1. Karakoram Highway (Pakistan to China)
Sometimes considered the Eighth Wonder of the World, because it was built as high as 15,000 feet above sea level and under very rough conditions, construction on the Karakoram Highway began in 1966 and was completed in 1979, although it wasn’t open to the public until 1986. This dangerous road covers more than 1,300 kilometers and, at least in some places, follows the old Silk Road. Cutting through the most mountainous region in the world, the Karakoram Highway is beset with hazards: rock falls, landslides, avalanches, flooding, snow drifts, reckless drivers, herds of animals, precipitous cliffs and terrible storms. Interestingly, the road meanders though the Hunza Valley, the scene of James Hilton’s Lost Horizon, a novel about the mythical Shangri-La, a harmonious place where people live for centuries.
2. Logging Road (Europe)
The author doesn’t know where this road is located, perhaps somewhere in Europe; nevertheless, it must be one of the most dangerous roads in existence. Of course, there are many other logging roads throughout the world, many of which are not paved, while others are little more than animal trails. At any rate, if traveling on this road is any indication of what this work entails, then men and women who drive logging trucks deserve pay for hazardous work – that’s for certain!
3. Pan American Highway (Alaska to Chile)
The Pan American Highway (PAH) is not entirely dangerous, that is, it’s probably no worse than your average American highway. But in some places, you risk your freedom and even your life by using the PAH as a means of travel. Certainly a dangerous section of the PAH winds through Mexico and Central America, where drug cartel terrorists roam.
4. Sichaun-Tibet Highway (China)
This very long highway – 2,028 kilometers in length – connects Chengdu in Sichaun with Lhasa in Tibet, through an area known as Kham. Continuously beset with rockslides and avalanches, the Sichaun-Tibet Highway is a treacherous, switchback-laden highway that winds among towering peaks, some of which over 6,000 meters in elevation, often causing vomit-spewing altitude sickness in travelers.

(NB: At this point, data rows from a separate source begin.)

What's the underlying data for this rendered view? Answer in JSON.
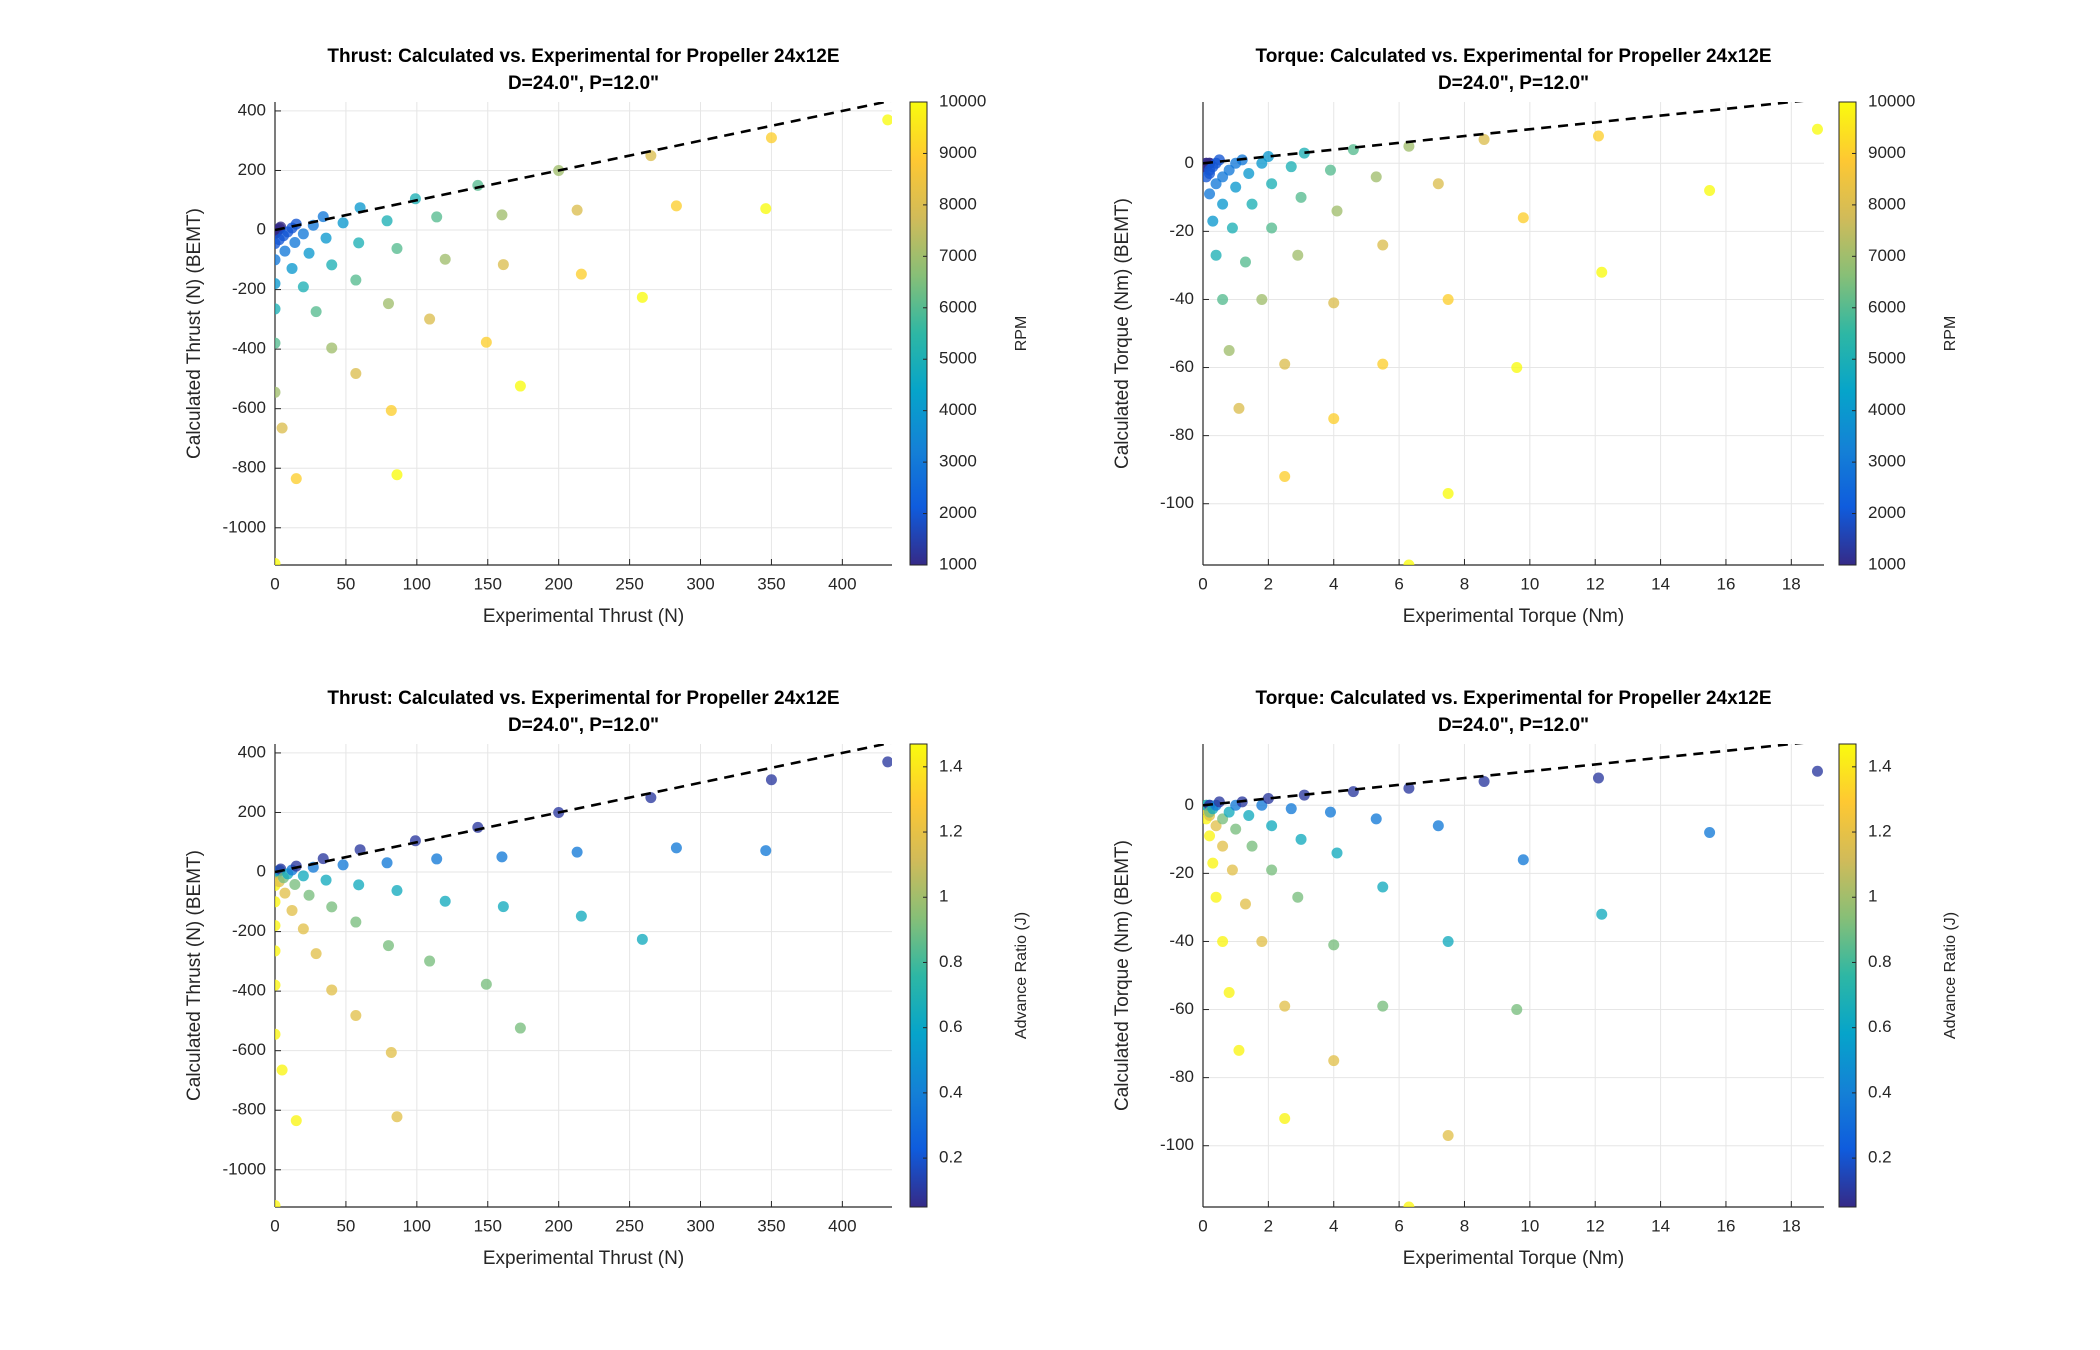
{
  "chart_data": [
    {
      "type": "scatter",
      "title": "Thrust: Calculated vs. Experimental for Propeller 24x12E",
      "subtitle": "D=24.0\", P=12.0\"",
      "xlabel": "Experimental Thrust (N)",
      "ylabel": "Calculated Thrust (N) (BEMT)",
      "colorbar_label": "RPM",
      "xlim": [
        0,
        435
      ],
      "ylim": [
        -1125,
        430
      ],
      "xticks": [
        0,
        50,
        100,
        150,
        200,
        250,
        300,
        350,
        400
      ],
      "yticks": [
        -1000,
        -800,
        -600,
        -400,
        -200,
        0,
        200,
        400
      ],
      "clim": [
        1000,
        10000
      ],
      "cticks": [
        1000,
        2000,
        3000,
        4000,
        5000,
        6000,
        7000,
        8000,
        9000,
        10000
      ],
      "colormap": [
        "#352a87",
        "#0f5cdd",
        "#1481d6",
        "#06a4ca",
        "#2eb7a4",
        "#87bf77",
        "#d1bb59",
        "#fec832",
        "#f9fb0e"
      ],
      "grid": true,
      "identity_line": true,
      "x": [
        0,
        0.8,
        1.6,
        2.4,
        3.2,
        4,
        0,
        3,
        6,
        9,
        12,
        15,
        0,
        7,
        14,
        20,
        27,
        34,
        0,
        12,
        24,
        36,
        48,
        60,
        0,
        20,
        40,
        59,
        79,
        99,
        0,
        29,
        57,
        86,
        114,
        143,
        0,
        40,
        80,
        120,
        160,
        200,
        5,
        57,
        109,
        161,
        213,
        265,
        15,
        82,
        149,
        216,
        283,
        350,
        0,
        86,
        173,
        259,
        346,
        432
      ],
      "y": [
        -12,
        -8,
        -3,
        1,
        6,
        10,
        -45,
        -32,
        -19,
        -6,
        7,
        20,
        -100,
        -71,
        -42,
        -13,
        16,
        45,
        -180,
        -129,
        -78,
        -27,
        24,
        75,
        -265,
        -191,
        -117,
        -43,
        31,
        105,
        -380,
        -274,
        -168,
        -62,
        44,
        150,
        -545,
        -396,
        -247,
        -98,
        51,
        200,
        -665,
        -482,
        -299,
        -116,
        67,
        250,
        -835,
        -606,
        -377,
        -148,
        81,
        310,
        -1120,
        -822,
        -524,
        -226,
        72,
        370
      ],
      "c": [
        1000,
        1000,
        1000,
        1000,
        1000,
        1000,
        2000,
        2000,
        2000,
        2000,
        2000,
        2000,
        3000,
        3000,
        3000,
        3000,
        3000,
        3000,
        4000,
        4000,
        4000,
        4000,
        4000,
        4000,
        5000,
        5000,
        5000,
        5000,
        5000,
        5000,
        6000,
        6000,
        6000,
        6000,
        6000,
        6000,
        7000,
        7000,
        7000,
        7000,
        7000,
        7000,
        8000,
        8000,
        8000,
        8000,
        8000,
        8000,
        9000,
        9000,
        9000,
        9000,
        9000,
        9000,
        10000,
        10000,
        10000,
        10000,
        10000,
        10000
      ]
    },
    {
      "type": "scatter",
      "title": "Torque: Calculated vs. Experimental for Propeller 24x12E",
      "subtitle": "D=24.0\", P=12.0\"",
      "xlabel": "Experimental Torque (Nm)",
      "ylabel": "Calculated Torque (Nm) (BEMT)",
      "colorbar_label": "RPM",
      "xlim": [
        0,
        19
      ],
      "ylim": [
        -118,
        18
      ],
      "xticks": [
        0,
        2,
        4,
        6,
        8,
        10,
        12,
        14,
        16,
        18
      ],
      "yticks": [
        -100,
        -80,
        -60,
        -40,
        -20,
        0
      ],
      "clim": [
        1000,
        10000
      ],
      "cticks": [
        1000,
        2000,
        3000,
        4000,
        5000,
        6000,
        7000,
        8000,
        9000,
        10000
      ],
      "colormap": [
        "#352a87",
        "#0f5cdd",
        "#1481d6",
        "#06a4ca",
        "#2eb7a4",
        "#87bf77",
        "#d1bb59",
        "#fec832",
        "#f9fb0e"
      ],
      "grid": true,
      "identity_line": true,
      "x": [
        0,
        0.1,
        0.1,
        0.1,
        0.2,
        0.2,
        0.1,
        0.2,
        0.2,
        0.3,
        0.4,
        0.5,
        0.2,
        0.4,
        0.6,
        0.8,
        1.0,
        1.2,
        0.3,
        0.6,
        1.0,
        1.4,
        1.8,
        2.0,
        0.4,
        0.9,
        1.5,
        2.1,
        2.7,
        3.1,
        0.6,
        1.3,
        2.1,
        3.0,
        3.9,
        4.6,
        0.8,
        1.8,
        2.9,
        4.1,
        5.3,
        6.3,
        1.1,
        2.5,
        4.0,
        5.5,
        7.2,
        8.6,
        2.5,
        4.0,
        5.5,
        7.5,
        9.8,
        12.1,
        6.3,
        7.5,
        9.6,
        12.2,
        15.5,
        18.8
      ],
      "y": [
        -1,
        -1,
        0,
        0,
        0,
        0,
        -4,
        -3,
        -2,
        -1,
        0,
        1,
        -9,
        -6,
        -4,
        -2,
        0,
        1,
        -17,
        -12,
        -7,
        -3,
        0,
        2,
        -27,
        -19,
        -12,
        -6,
        -1,
        3,
        -40,
        -29,
        -19,
        -10,
        -2,
        4,
        -55,
        -40,
        -27,
        -14,
        -4,
        5,
        -72,
        -59,
        -41,
        -24,
        -6,
        7,
        -92,
        -75,
        -59,
        -40,
        -16,
        8,
        -118,
        -97,
        -60,
        -32,
        -8,
        10
      ],
      "c": [
        1000,
        1000,
        1000,
        1000,
        1000,
        1000,
        2000,
        2000,
        2000,
        2000,
        2000,
        2000,
        3000,
        3000,
        3000,
        3000,
        3000,
        3000,
        4000,
        4000,
        4000,
        4000,
        4000,
        4000,
        5000,
        5000,
        5000,
        5000,
        5000,
        5000,
        6000,
        6000,
        6000,
        6000,
        6000,
        6000,
        7000,
        7000,
        7000,
        7000,
        7000,
        7000,
        8000,
        8000,
        8000,
        8000,
        8000,
        8000,
        9000,
        9000,
        9000,
        9000,
        9000,
        9000,
        10000,
        10000,
        10000,
        10000,
        10000,
        10000
      ]
    },
    {
      "type": "scatter",
      "title": "Thrust: Calculated vs. Experimental for Propeller 24x12E",
      "subtitle": "D=24.0\", P=12.0\"",
      "xlabel": "Experimental Thrust (N)",
      "ylabel": "Calculated Thrust (N) (BEMT)",
      "colorbar_label": "Advance Ratio (J)",
      "xlim": [
        0,
        435
      ],
      "ylim": [
        -1125,
        430
      ],
      "xticks": [
        0,
        50,
        100,
        150,
        200,
        250,
        300,
        350,
        400
      ],
      "yticks": [
        -1000,
        -800,
        -600,
        -400,
        -200,
        0,
        200,
        400
      ],
      "clim": [
        0.05,
        1.47
      ],
      "cticks": [
        0.2,
        0.4,
        0.6,
        0.8,
        1,
        1.2,
        1.4
      ],
      "colormap": [
        "#352a87",
        "#0f5cdd",
        "#1481d6",
        "#06a4ca",
        "#2eb7a4",
        "#87bf77",
        "#d1bb59",
        "#fec832",
        "#f9fb0e"
      ],
      "grid": true,
      "identity_line": true,
      "x": [
        0,
        0.8,
        1.6,
        2.4,
        3.2,
        4,
        0,
        3,
        6,
        9,
        12,
        15,
        0,
        7,
        14,
        20,
        27,
        34,
        0,
        12,
        24,
        36,
        48,
        60,
        0,
        20,
        40,
        59,
        79,
        99,
        0,
        29,
        57,
        86,
        114,
        143,
        0,
        40,
        80,
        120,
        160,
        200,
        5,
        57,
        109,
        161,
        213,
        265,
        15,
        82,
        149,
        216,
        283,
        350,
        0,
        86,
        173,
        259,
        346,
        432
      ],
      "y": [
        -12,
        -8,
        -3,
        1,
        6,
        10,
        -45,
        -32,
        -19,
        -6,
        7,
        20,
        -100,
        -71,
        -42,
        -13,
        16,
        45,
        -180,
        -129,
        -78,
        -27,
        24,
        75,
        -265,
        -191,
        -117,
        -43,
        31,
        105,
        -380,
        -274,
        -168,
        -62,
        44,
        150,
        -545,
        -396,
        -247,
        -98,
        51,
        200,
        -665,
        -482,
        -299,
        -116,
        67,
        250,
        -835,
        -606,
        -377,
        -148,
        81,
        310,
        -1120,
        -822,
        -524,
        -226,
        72,
        370
      ],
      "c": [
        1.45,
        1.18,
        0.91,
        0.64,
        0.37,
        0.1,
        1.45,
        1.18,
        0.91,
        0.64,
        0.37,
        0.1,
        1.45,
        1.18,
        0.91,
        0.64,
        0.37,
        0.1,
        1.45,
        1.18,
        0.91,
        0.64,
        0.37,
        0.1,
        1.45,
        1.18,
        0.91,
        0.64,
        0.37,
        0.1,
        1.45,
        1.18,
        0.91,
        0.64,
        0.37,
        0.1,
        1.45,
        1.18,
        0.91,
        0.64,
        0.37,
        0.1,
        1.45,
        1.18,
        0.91,
        0.64,
        0.37,
        0.1,
        1.45,
        1.18,
        0.91,
        0.64,
        0.37,
        0.1,
        1.45,
        1.18,
        0.91,
        0.64,
        0.37,
        0.1
      ]
    },
    {
      "type": "scatter",
      "title": "Torque: Calculated vs. Experimental for Propeller 24x12E",
      "subtitle": "D=24.0\", P=12.0\"",
      "xlabel": "Experimental Torque (Nm)",
      "ylabel": "Calculated Torque (Nm) (BEMT)",
      "colorbar_label": "Advance Ratio (J)",
      "xlim": [
        0,
        19
      ],
      "ylim": [
        -118,
        18
      ],
      "xticks": [
        0,
        2,
        4,
        6,
        8,
        10,
        12,
        14,
        16,
        18
      ],
      "yticks": [
        -100,
        -80,
        -60,
        -40,
        -20,
        0
      ],
      "clim": [
        0.05,
        1.47
      ],
      "cticks": [
        0.2,
        0.4,
        0.6,
        0.8,
        1,
        1.2,
        1.4
      ],
      "colormap": [
        "#352a87",
        "#0f5cdd",
        "#1481d6",
        "#06a4ca",
        "#2eb7a4",
        "#87bf77",
        "#d1bb59",
        "#fec832",
        "#f9fb0e"
      ],
      "grid": true,
      "identity_line": true,
      "x": [
        0,
        0.1,
        0.1,
        0.1,
        0.2,
        0.2,
        0.1,
        0.2,
        0.2,
        0.3,
        0.4,
        0.5,
        0.2,
        0.4,
        0.6,
        0.8,
        1.0,
        1.2,
        0.3,
        0.6,
        1.0,
        1.4,
        1.8,
        2.0,
        0.4,
        0.9,
        1.5,
        2.1,
        2.7,
        3.1,
        0.6,
        1.3,
        2.1,
        3.0,
        3.9,
        4.6,
        0.8,
        1.8,
        2.9,
        4.1,
        5.3,
        6.3,
        1.1,
        2.5,
        4.0,
        5.5,
        7.2,
        8.6,
        2.5,
        4.0,
        5.5,
        7.5,
        9.8,
        12.1,
        6.3,
        7.5,
        9.6,
        12.2,
        15.5,
        18.8
      ],
      "y": [
        -1,
        -1,
        0,
        0,
        0,
        0,
        -4,
        -3,
        -2,
        -1,
        0,
        1,
        -9,
        -6,
        -4,
        -2,
        0,
        1,
        -17,
        -12,
        -7,
        -3,
        0,
        2,
        -27,
        -19,
        -12,
        -6,
        -1,
        3,
        -40,
        -29,
        -19,
        -10,
        -2,
        4,
        -55,
        -40,
        -27,
        -14,
        -4,
        5,
        -72,
        -59,
        -41,
        -24,
        -6,
        7,
        -92,
        -75,
        -59,
        -40,
        -16,
        8,
        -118,
        -97,
        -60,
        -32,
        -8,
        10
      ],
      "c": [
        1.45,
        1.18,
        0.91,
        0.64,
        0.37,
        0.1,
        1.45,
        1.18,
        0.91,
        0.64,
        0.37,
        0.1,
        1.45,
        1.18,
        0.91,
        0.64,
        0.37,
        0.1,
        1.45,
        1.18,
        0.91,
        0.64,
        0.37,
        0.1,
        1.45,
        1.18,
        0.91,
        0.64,
        0.37,
        0.1,
        1.45,
        1.18,
        0.91,
        0.64,
        0.37,
        0.1,
        1.45,
        1.18,
        0.91,
        0.64,
        0.37,
        0.1,
        1.45,
        1.18,
        0.91,
        0.64,
        0.37,
        0.1,
        1.45,
        1.18,
        0.91,
        0.64,
        0.37,
        0.1,
        1.45,
        1.18,
        0.91,
        0.64,
        0.37,
        0.1
      ]
    }
  ]
}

5. James Dalton Highway (Alaska)
Also known as the North Slope Hall Road, the James Dalton Highway is a road used by truckers, especially those who travel to and from the Prudhoe Bay oil fields on the north slope of Alaska. In fact, the road supports the Trans-Alaska Pipeline System.
The Highway is 414 miles long, paved in places, but about three-fourths of it is not. There are no medical facilities along the road, though three towns exist along the way. It’s advised that anyone traveling the road should bring survival gear.